The police deport Little Bee three days later, but after she is seated on a plane back to Nigeria, she discovers that Sarah and Charlie are on board as well. Sarah announces that Little Bee is her family now, and she is never going to stop trying to save her. Little Bee knows that since she witnessed the oil companies’ genocides, her own government will try to illegally kill her when she returns. To prevent this, Sarah stays by Little Bee’s side at all times, reasoning correctly that the Nigerian authorities would not dare commit such a heinous action in front of a British journalist. Sarah and Little Bee spend the next several weeks meeting survivors like Little Bee and recording their stories, and Sarah hopes that by publicizing what is happening in Nigeria, she might save Little Bee and other refugees’ lives.

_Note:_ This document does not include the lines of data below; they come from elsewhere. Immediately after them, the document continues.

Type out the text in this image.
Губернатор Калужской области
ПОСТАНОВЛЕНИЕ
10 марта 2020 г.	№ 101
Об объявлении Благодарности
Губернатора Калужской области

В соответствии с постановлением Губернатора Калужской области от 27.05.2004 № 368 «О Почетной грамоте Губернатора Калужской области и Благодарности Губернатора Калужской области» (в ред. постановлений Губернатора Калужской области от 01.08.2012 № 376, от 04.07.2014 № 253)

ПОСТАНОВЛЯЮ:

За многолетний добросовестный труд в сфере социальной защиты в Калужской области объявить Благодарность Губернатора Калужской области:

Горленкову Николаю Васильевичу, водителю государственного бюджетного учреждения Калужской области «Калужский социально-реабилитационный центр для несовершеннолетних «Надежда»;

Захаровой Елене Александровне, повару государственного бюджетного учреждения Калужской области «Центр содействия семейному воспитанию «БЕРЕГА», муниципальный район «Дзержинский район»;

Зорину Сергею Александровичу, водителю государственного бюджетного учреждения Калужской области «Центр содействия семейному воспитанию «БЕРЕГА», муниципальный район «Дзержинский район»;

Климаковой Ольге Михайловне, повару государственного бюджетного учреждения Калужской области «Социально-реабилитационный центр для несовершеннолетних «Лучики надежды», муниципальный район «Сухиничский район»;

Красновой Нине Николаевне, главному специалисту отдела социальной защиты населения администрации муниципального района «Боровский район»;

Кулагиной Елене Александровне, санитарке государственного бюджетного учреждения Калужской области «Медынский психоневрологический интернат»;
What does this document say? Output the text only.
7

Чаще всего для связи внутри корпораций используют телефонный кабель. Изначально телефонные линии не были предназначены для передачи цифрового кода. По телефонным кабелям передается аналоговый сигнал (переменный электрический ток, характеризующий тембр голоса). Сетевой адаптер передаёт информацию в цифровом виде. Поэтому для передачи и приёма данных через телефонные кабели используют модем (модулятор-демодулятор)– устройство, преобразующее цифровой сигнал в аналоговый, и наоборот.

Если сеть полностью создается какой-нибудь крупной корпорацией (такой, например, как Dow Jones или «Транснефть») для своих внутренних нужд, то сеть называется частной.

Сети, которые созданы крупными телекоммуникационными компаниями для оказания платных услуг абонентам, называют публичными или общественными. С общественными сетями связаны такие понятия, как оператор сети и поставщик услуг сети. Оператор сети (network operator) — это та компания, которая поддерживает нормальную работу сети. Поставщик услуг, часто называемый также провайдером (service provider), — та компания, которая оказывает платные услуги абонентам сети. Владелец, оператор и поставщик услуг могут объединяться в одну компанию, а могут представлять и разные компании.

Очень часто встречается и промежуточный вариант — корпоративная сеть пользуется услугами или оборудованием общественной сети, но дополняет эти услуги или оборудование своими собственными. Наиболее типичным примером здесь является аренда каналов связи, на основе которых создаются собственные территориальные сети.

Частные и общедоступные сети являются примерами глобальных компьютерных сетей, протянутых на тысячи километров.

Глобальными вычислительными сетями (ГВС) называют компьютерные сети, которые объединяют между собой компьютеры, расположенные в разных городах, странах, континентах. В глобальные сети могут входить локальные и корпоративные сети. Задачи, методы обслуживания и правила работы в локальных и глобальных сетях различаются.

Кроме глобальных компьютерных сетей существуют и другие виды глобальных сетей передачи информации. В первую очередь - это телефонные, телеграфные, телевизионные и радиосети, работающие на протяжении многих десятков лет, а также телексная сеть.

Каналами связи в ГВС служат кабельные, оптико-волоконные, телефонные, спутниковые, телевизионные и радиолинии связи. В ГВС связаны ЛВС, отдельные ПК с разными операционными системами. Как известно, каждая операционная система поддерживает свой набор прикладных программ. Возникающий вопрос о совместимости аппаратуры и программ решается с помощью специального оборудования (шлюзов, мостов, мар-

Sarah and Little Bee risk taking a trip to the beach so that Little Bee can bid Nkiruka a proper farewell. As they stand on the beach together, Charlie plays with the Nigerian children in his Batman costume. However, three soldiers start coming up the beach; Sarah knows they are looking for Little Bee. Little Bee runs up the shore to hide, but when the soldiers are talking with Sarah, pointing their rifles at her, Charlie runs towards Little Bee. One of the soldiers shoot at Charlie but misses, and Little Bee runs towards him scoops him up in her arms, revealing herself. As Little Bee holds Charlie, she asks him to take off his Batman costume so he can play freely with the other children. She tells him her real name is Udo, and Charlie, emboldened by her courage, takes off his costume and runs to play with the other children in his own skin. Even as the soldiers reach Little Bee, she thinks the sight of Charlie playing freely and being himself is so beautiful that she cries tears of joy.